ANOTHER FRUSTRATING SEARCH
Ever since the war on Iraq ended, there has been considerable attention to the often frustrating search by the U.S. military for chemical and biological weapons–the purported primary reason we invaded the country in the first place. There has been far less attention to the hunt for terrorists which, during Secretary of State Powell’s now famous speech to the United Nations last February, was the other reason advanced for getting rid of Saddam Hussein.
As it turns out, the results so far are equally inconclusive. So far, for example, there have been no signs of Abu Musab Zarqawi, the Jordanian terrorist who ran an Al Qaeda-affiliated group that Powell had asserted had received safe haven in Iraq. But privately, Pentagon officials have been touting the arrest of at least one alleged Zarqawi associate, Abu Muaz. Sources says Deputy Defense Secretary Paul Wolfowitz got excited when he learned recently of Muaz’s apprehension near Baghdad, and at least one official described him as a “high level” and “significant” figure in Zarqawi’s network.
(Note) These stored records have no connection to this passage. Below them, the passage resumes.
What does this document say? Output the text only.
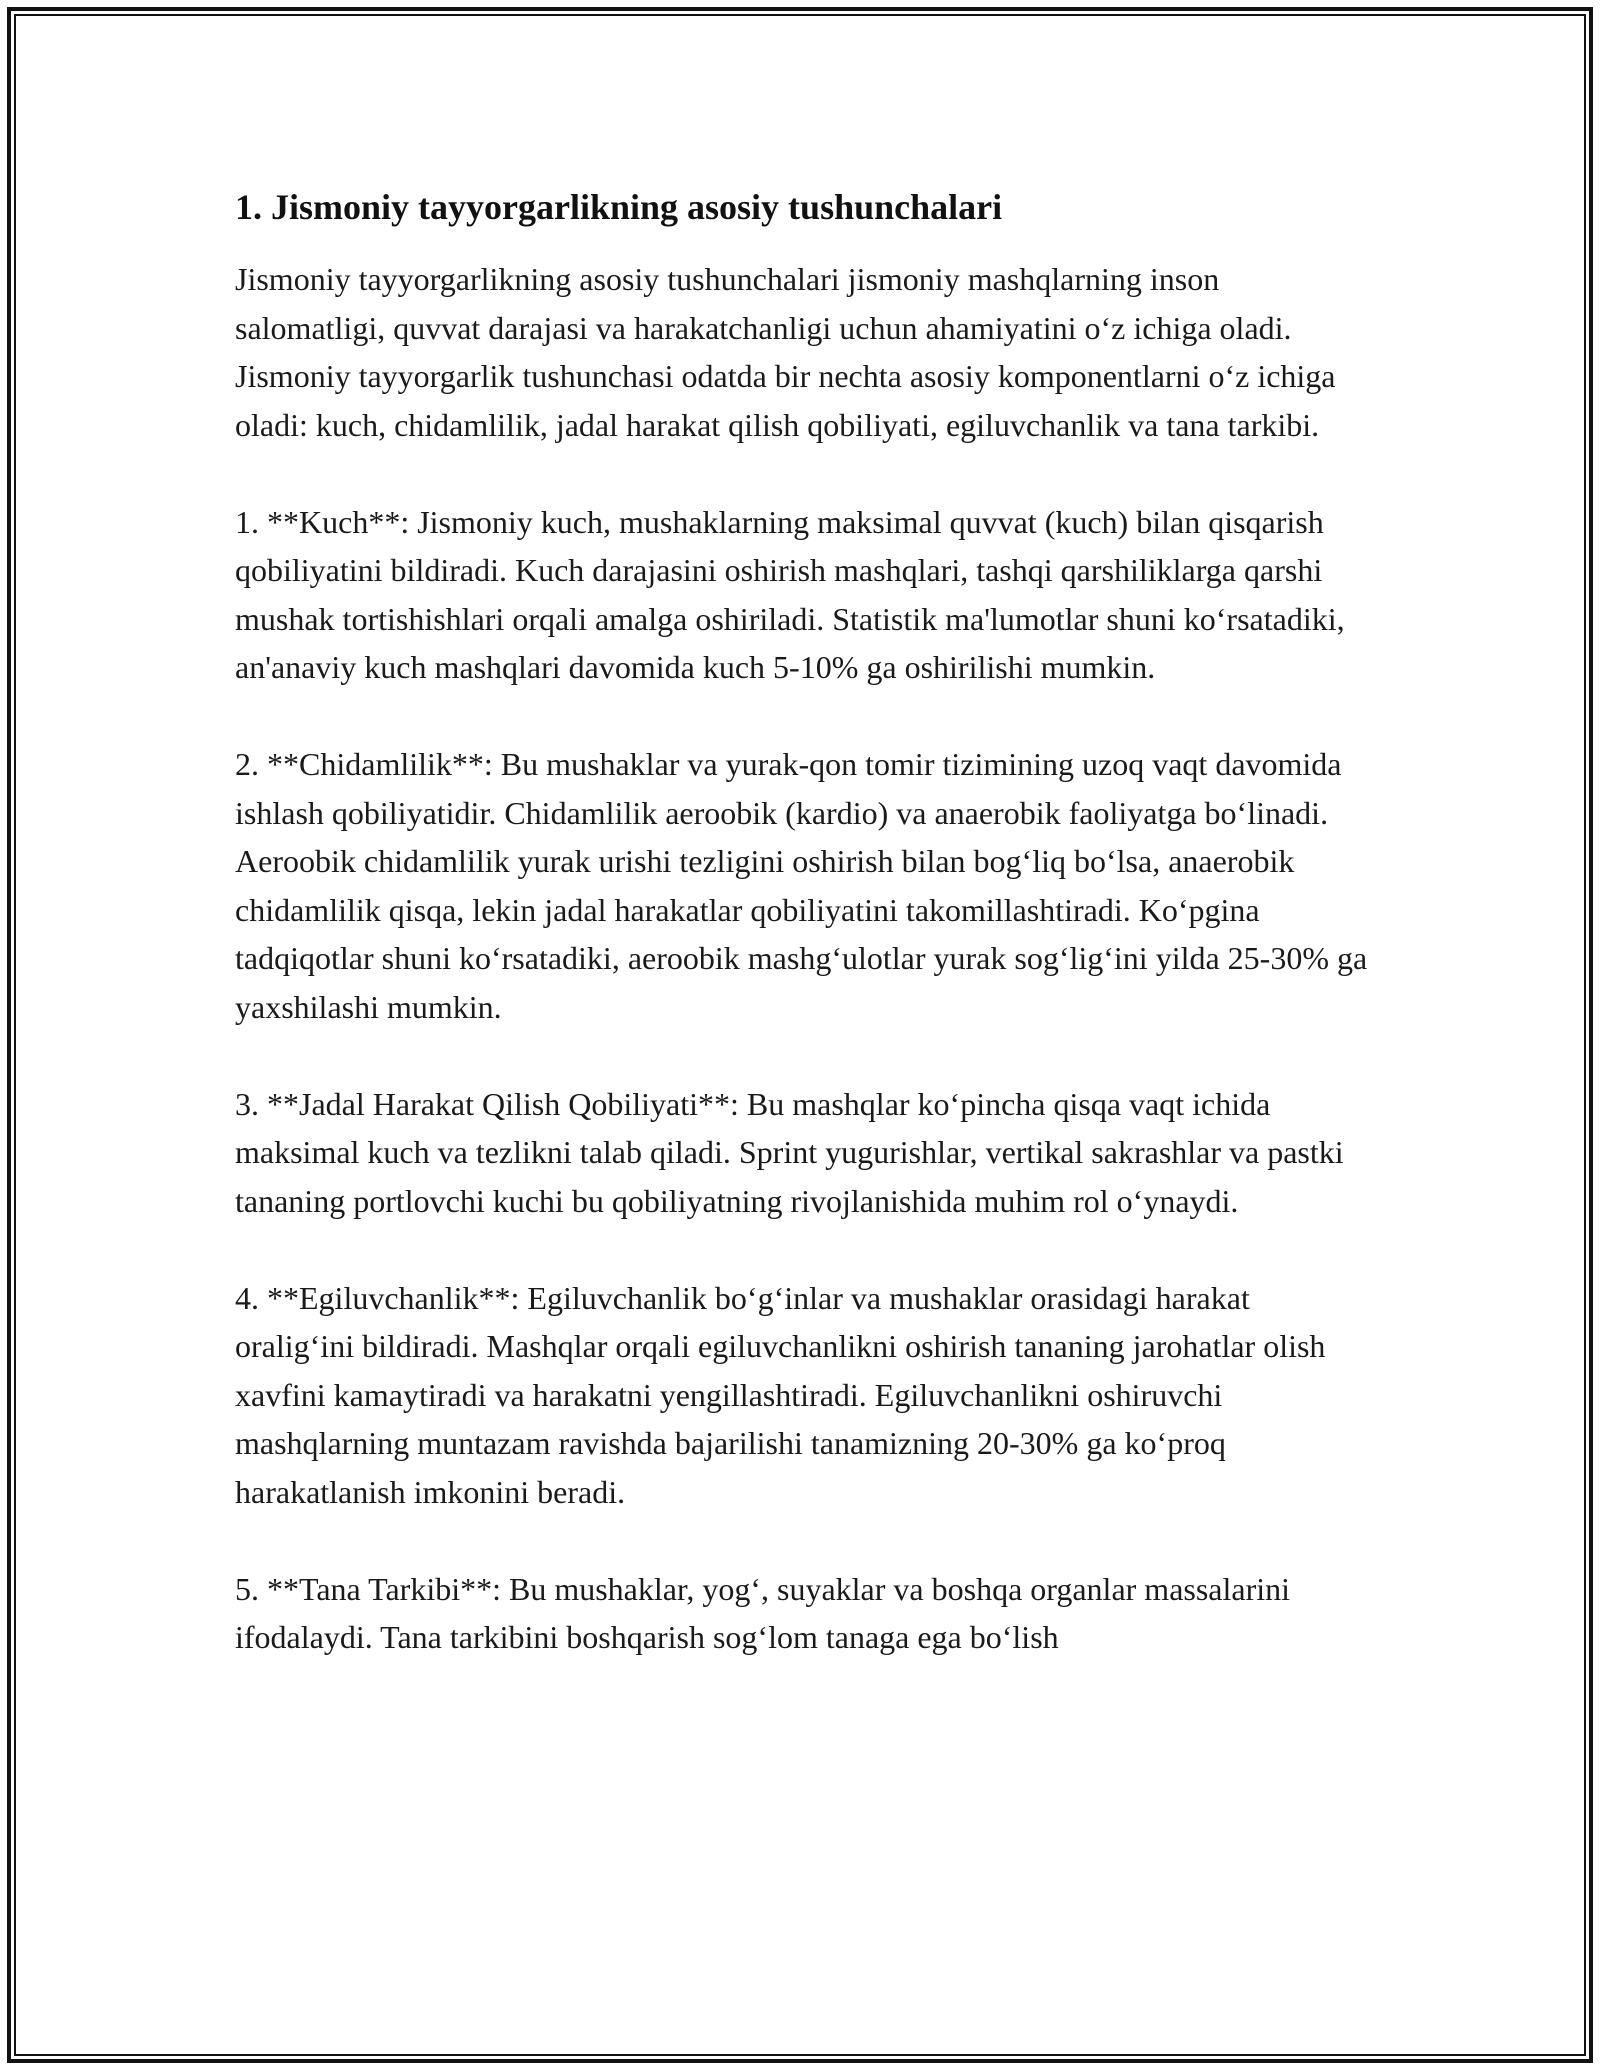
1. Jismoniy tayyorgarlikning asosiy tushunchalari

Jismoniy tayyorgarlikning asosiy tushunchalari jismoniy mashqlarning inson salomatligi, quvvat darajasi va harakatchanligi uchun ahamiyatini o‘z ichiga oladi. Jismoniy tayyorgarlik tushunchasi odatda bir nechta asosiy komponentlarni o‘z ichiga oladi: kuch, chidamlilik, jadal harakat qilish qobiliyati, egiluvchanlik va tana tarkibi.

1. **Kuch**: Jismoniy kuch, mushaklarning maksimal quvvat (kuch) bilan qisqarish qobiliyatini bildiradi. Kuch darajasini oshirish mashqlari, tashqi qarshiliklarga qarshi mushak tortishishlari orqali amalga oshiriladi. Statistik ma'lumotlar shuni ko‘rsatadiki, an'anaviy kuch mashqlari davomida kuch 5-10% ga oshirilishi mumkin.

2. **Chidamlilik**: Bu mushaklar va yurak-qon tomir tizimining uzoq vaqt davomida ishlash qobiliyatidir. Chidamlilik aeroobik (kardio) va anaerobik faoliyatga bo‘linadi. Aeroobik chidamlilik yurak urishi tezligini oshirish bilan bog‘liq bo‘lsa, anaerobik chidamlilik qisqa, lekin jadal harakatlar qobiliyatini takomillashtiradi. Ko‘pgina tadqiqotlar shuni ko‘rsatadiki, aeroobik mashg‘ulotlar yurak sog‘lig‘ini yilda 25-30% ga yaxshilashi mumkin.

3. **Jadal Harakat Qilish Qobiliyati**: Bu mashqlar ko‘pincha qisqa vaqt ichida maksimal kuch va tezlikni talab qiladi. Sprint yugurishlar, vertikal sakrashlar va pastki tananing portlovchi kuchi bu qobiliyatning rivojlanishida muhim rol o‘ynaydi.

4. **Egiluvchanlik**: Egiluvchanlik bo‘g‘inlar va mushaklar orasidagi harakat oralig‘ini bildiradi. Mashqlar orqali egiluvchanlikni oshirish tananing jarohatlar olish xavfini kamaytiradi va harakatni yengillashtiradi. Egiluvchanlikni oshiruvchi mashqlarning muntazam ravishda bajarilishi tanamizning 20-30% ga ko‘proq harakatlanish imkonini beradi.

5. **Tana Tarkibi**: Bu mushaklar, yog‘, suyaklar va boshqa organlar massalarini ifodalaydi. Tana tarkibini boshqarish sog‘lom tanaga ega bo‘lish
But as with virtually all intelligence issues when it comes to Iraq, there is considerable dispute within the U.S. government about Muaz. He is not wanted by the FBI for any crimes, and U.S. officials are unclear what terrorist acts, if any, he can be linked to. The CIA attaches much less significance to his arrest, describing mysterious Muaz as more a “midlevel operative’ in the Zarqawi network.
And to date, even U.S. military officials acknowledge, he’s the only possible Al Qaeda terrorist who has been located anywhere in Iraq.